Heifer International CEO Pierre Ferrari Stresses Performance

by Jan Cottingham  on Monday, Jun. 16, 2014 12:00 am  

Few people familiar with Heifer International doubt the sincerity of the nonprofit and its mission: Who is so callous as to deride working to end world hunger and poverty?

But five years after the organization laid off about 20 percent of its workforce because of a falloff in revenue and almost four years after it announced a new CEO, Heifer is placing new emphasis on measuring its impact on the mostly rural families it seeks to help.

At the same time, it’s adopting a new attitude toward revenue, one of diversification.

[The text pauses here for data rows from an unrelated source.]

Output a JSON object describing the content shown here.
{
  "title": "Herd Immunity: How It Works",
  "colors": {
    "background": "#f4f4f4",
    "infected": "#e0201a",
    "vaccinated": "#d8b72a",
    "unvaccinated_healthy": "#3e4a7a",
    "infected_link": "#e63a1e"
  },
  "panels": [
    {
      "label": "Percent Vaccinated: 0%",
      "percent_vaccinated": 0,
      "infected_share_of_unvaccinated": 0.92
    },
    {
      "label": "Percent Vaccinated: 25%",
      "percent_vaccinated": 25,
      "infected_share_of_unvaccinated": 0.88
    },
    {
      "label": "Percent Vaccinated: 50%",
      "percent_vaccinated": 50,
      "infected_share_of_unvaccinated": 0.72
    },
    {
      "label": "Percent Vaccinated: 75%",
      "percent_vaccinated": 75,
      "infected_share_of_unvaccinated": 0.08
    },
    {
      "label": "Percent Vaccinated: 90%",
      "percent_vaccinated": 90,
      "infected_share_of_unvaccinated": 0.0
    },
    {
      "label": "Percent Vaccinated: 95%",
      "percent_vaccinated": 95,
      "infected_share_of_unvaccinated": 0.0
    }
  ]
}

“The focus on revenue as an indicator of health is, I think, overemphasized,” said that still relatively new CEO, Pierre Ferrari. “It’s always good to grow revenue, but it’s not really one of our objectives. The objective is to increase impact, to have more families engaged so that we can take more people out of poverty.”

“The culture has shifted from a culture of effort to a culture of performance,” he said of Heifer, based in Little Rock but operating in 30 countries. “That means that we are capturing all these data in terms of outcome, impact measures. We’re much more systematic.”

However, Ferrari reassured, the nonprofit is maintaining its dedication to “values-based holistic community development,” which he described as a “sort of theology here.”

Ferrari, who came to Heifer in October 2010, called the nonprofit’s fiscal 2015, which begins July 1, “the tipping point year.” Most of the new poverty-alleviating projects during the year will be incorporating a new model, one that has established a baseline for the projects and then measures impact based on 21 objectives. The model will enable Heifer to determine much more precisely how effective its projects are.

Ferrari cautioned that results won’t be instantaneous. “Some of the measures take time to develop,” he said. “Development is not like planting roses. I mean, it takes a long time for changes to happen, in all sorts of conditions. So we’re going to track them over the five years using those measures.”

As for revenue, the nonprofit learned lessons from the recession, when its donors, many of them individuals giving relatively small amounts, were forced to cut back. Heifer’s donations took a hit, and they’ve fluctuated in the years since (see chart in slideshow above). Before the recession, individual donations comprised about 80 percent of the nonprofit’s revenue. Now, after working to diversify contributions, that individual donation figure is closer to 60 percent, with a goal of the mid-50s.

Heifer has been adding corporate and foundational support to broaden its portfolio.

One recent example is the $25.5 million awarded to it in January from the Bill & Melinda Gates Foundation. The money was given to expand Heifer’s East Africa Dairy Development project, which is working with more than 136,000 farm families in Kenya, Uganda and Tanzania.

The EADD project was implemented in 2008 with an initial grant from the Gates Foundation of $51.3 million.